If you could provide a list of the ones that are the highest priority to add metrics for, that would be great.
Triage: perhaps another interesting metric might be a catch-all "this request couldn't be proxied" metric.
Counters for these files above look to be higher priority, with higher priority being to logs that would be error or warning:
src\ReverseProxy\Forwarder\ForwarderMiddleware.cs
src\ReverseProxy\Health\DestinationHealthUpdater.cs
src\ReverseProxy\Health\ActiveHealthCheckMonitor.cs
src\ReverseProxy\LoadBalancing\LoadBalancingMiddleware.cs
having counters for successful requests is useful also to validate whether no errors is a data-missing scenario or no errors. Also, you can measure the reliability.
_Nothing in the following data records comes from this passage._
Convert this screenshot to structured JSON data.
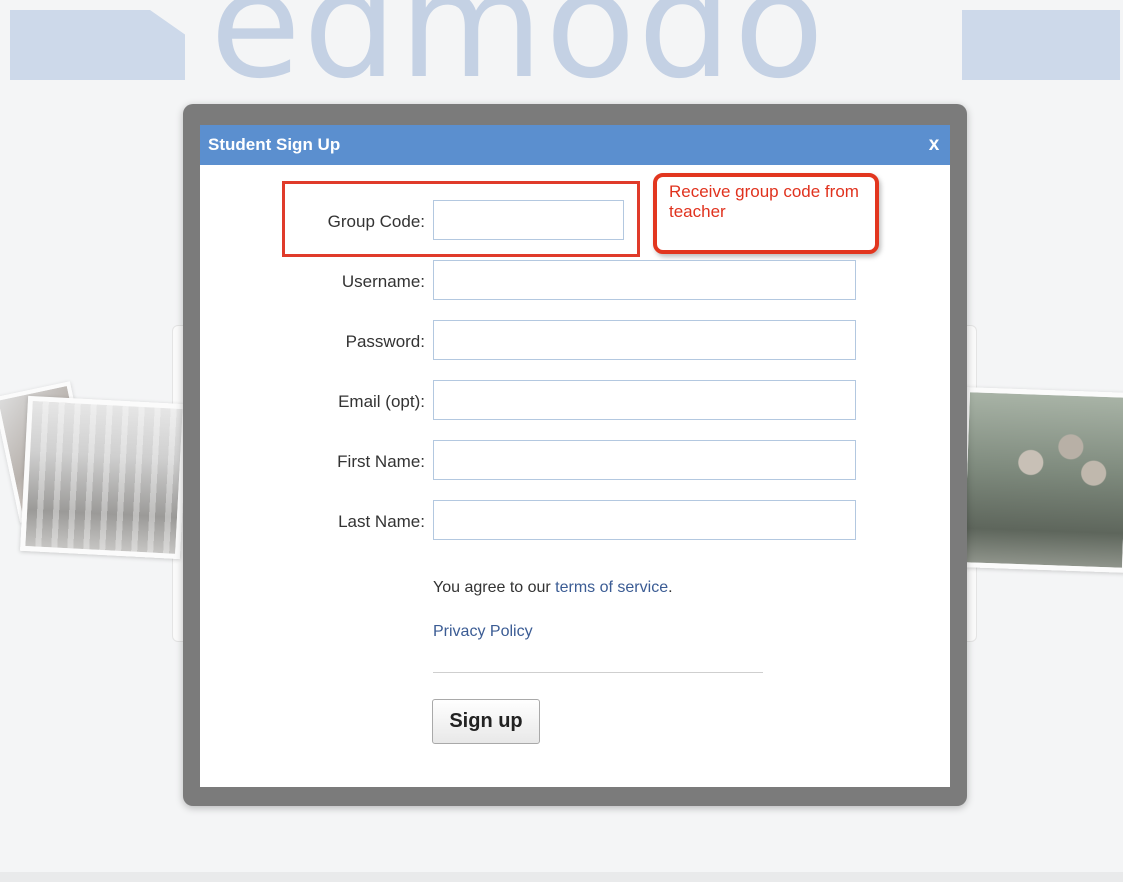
{
  "background": {
    "logo_text": "edmodo"
  },
  "modal": {
    "title": "Student Sign Up",
    "close_label": "x"
  },
  "form": {
    "fields": [
      {
        "label": "Group Code:",
        "value": ""
      },
      {
        "label": "Username:",
        "value": ""
      },
      {
        "label": "Password:",
        "value": ""
      },
      {
        "label": "Email (opt):",
        "value": ""
      },
      {
        "label": "First Name:",
        "value": ""
      },
      {
        "label": "Last Name:",
        "value": ""
      }
    ],
    "agree_prefix": "You agree to our ",
    "terms_link": "terms of service",
    "agree_suffix": ".",
    "privacy_link": "Privacy Policy",
    "submit_label": "Sign up"
  },
  "annotation": {
    "callout_text": "Receive group code from teacher",
    "highlight_color": "#e0321e"
  },
  "colors": {
    "header_blue": "#5b8fcf",
    "link_blue": "#3b5c94",
    "frame_gray": "#7b7b7b"
  }
}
What should we add or change to make your life better?
Requesting metrics in some of the default classes such as: https://github.com/microsoft/reverse-proxy/blob/04b1fe8d8cd0f25b814805c2fb91c68fb26c7f29/src/ReverseProxy/Health/DestinationHealthUpdater.cs#L43
https://github.com/microsoft/reverse-proxy/blob/04b1fe8d8cd0f25b814805c2fb91c68fb26c7f29/src/ReverseProxy/Health/ActiveHealthCheckMonitor.cs#L197C31-L197C31
https://learn.microsoft.com/en-us/dotnet/core/diagnostics/metrics-collection
Specifically, today, I'm looking for a way to have alerts go off when our health checks fail without reimplementing YARP's default implementations. More generally it would be nice if YARP had metrics to complement the Log statements.
Why is this important to you?
We are able to set up alerts on metrics but not on individual log messages. Metrics can alert the on-call engineers to look at the logs for further information.